Pío XII se asomó al balcón entre indescriptibles aclamaciones y dio su primera bendición Urbi et orbi. Ya entonces imprimió el estilo de sus apariciones en público, trazando pausadamente con elegancia y unción el triple signo de la cruz. Tras de lo cual y entre los aplausos interminables de sus ovejas se retiró para volver a la Capilla Sixtina, donde, revestido esta vez de los ornamentos papales (mitra alta, falda y gran pluvial) y vuelto a sentar sobre la silla gestatoria, recibió la segunda adoratio de los cardenales. El decano pronunció la oración Super Pontificem electum y Pío XII dio orden de abrir el cónclave. Las puertas que bloqueaban los accesos al recinto de la clausura de los electores fueron abiertas por el gobernador del cónclave y el mariscal-custodio. Salieron entonces los conclavistas y más tarde los prelados y cardenales a medida que iban cumplimentando al Papa, que, terminadas las ceremonias exigidas por el protocolo pontificio, se dirigió a sus apartamentos en la Secretaría de Estado. Allí le esperaba una densa compañía de visitantes que deseaban felicitarle por la elección, aprovechando estos primeros y breves momentos de informalidad antes de que la etiqueta de la Corte Pontificia se impusiera con su inexorable disciplina bajo el estricto control de los monseñores Respighi y Arborio Mella di Sant’Elia.

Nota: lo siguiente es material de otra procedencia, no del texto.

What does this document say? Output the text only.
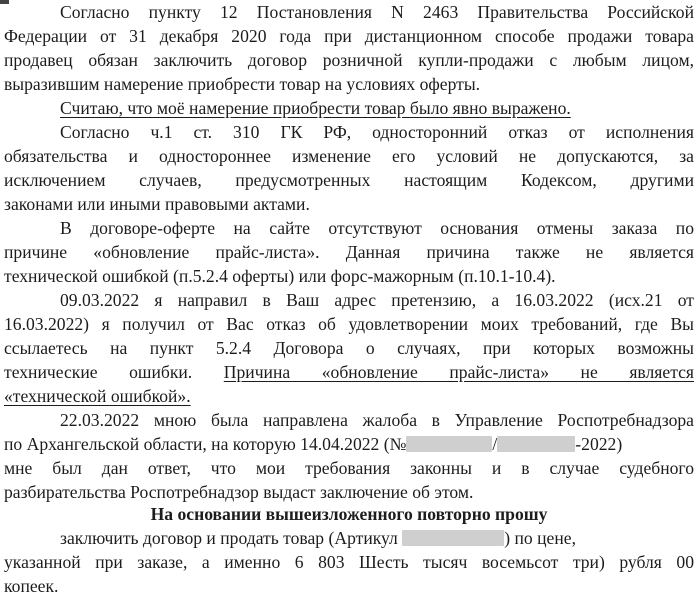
Согласно пункту 12 Постановления N 2463 Правительства Российской
Федерации от 31 декабря 2020 года при дистанционном способе продажи товара
продавец обязан заключить договор розничной купли-продажи с любым лицом,
выразившим намерение приобрести товар на условиях оферты.
Считаю, что моё намерение приобрести товар было явно выражено.
Согласно ч.1 ст. 310 ГК РФ, односторонний отказ от исполнения
обязательства и одностороннее изменение его условий не допускаются, за
исключением случаев, предусмотренных настоящим Кодексом, другими
законами или иными правовыми актами.
В договоре-оферте на сайте отсутствуют основания отмены заказа по
причине «обновление прайс-листа». Данная причина также не является
технической ошибкой (п.5.2.4 оферты) или форс-мажорным (п.10.1-10.4).
09.03.2022 я направил в Ваш адрес претензию, а 16.03.2022 (исх.21 от
16.03.2022) я получил от Вас отказ об удовлетворении моих требований, где Вы
ссылаетесь на пункт 5.2.4 Договора о случаях, при которых возможны
технические ошибки. Причина «обновление прайс-листа» не является
«технической ошибкой».
22.03.2022 мною была направлена жалоба в Управление Роспотребнадзора
по Архангельской области, на которую 14.04.2022 (№	/	-2022)
мне был дан ответ, что мои требования законны и в случае судебного
разбирательства Роспотребнадзор выдаст заключение об этом.
На основании вышеизложенного повторно прошу
заключить договор и продать товар (Артикул	) по цене,
указанной при заказе, а именно 6 803 Шесть тысяч восемьсот три) рубля 00
копеек.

Puede imaginarse el júbilo de la buena de sor Pascualina por la elección de su querido cardenal. Ahora que era el Papa, probablemente querría retenerla en Roma, como así fue. Para Pío XII, encontrar esta cara familiar y amiga en medio de los nuevos cortesanos que le rodeaban sería reconfortante. Una vez se hubo disipado el panorama, se aprestó para el merecido descanso nocturno después de consumir una frugal cena preparada amorosa y devotamente por su gobernanta. Bien sabe Dios que necesitaba este reposo después de semanas de trajín al frente del gobierno interino de la Iglesia y de una jornada vertiginosa y llena de grandes emociones como había sido la que estaba a punto de terminar. A partir de la mañana siguiente y sin un paréntesis de calma que le ayudara a digerir el rotundo cambio de situación, le esperaba trabajo y más trabajo. Por supuesto a esto estaba acostumbrado, sólo que ahora sus responsabilidades tenían alcance universal.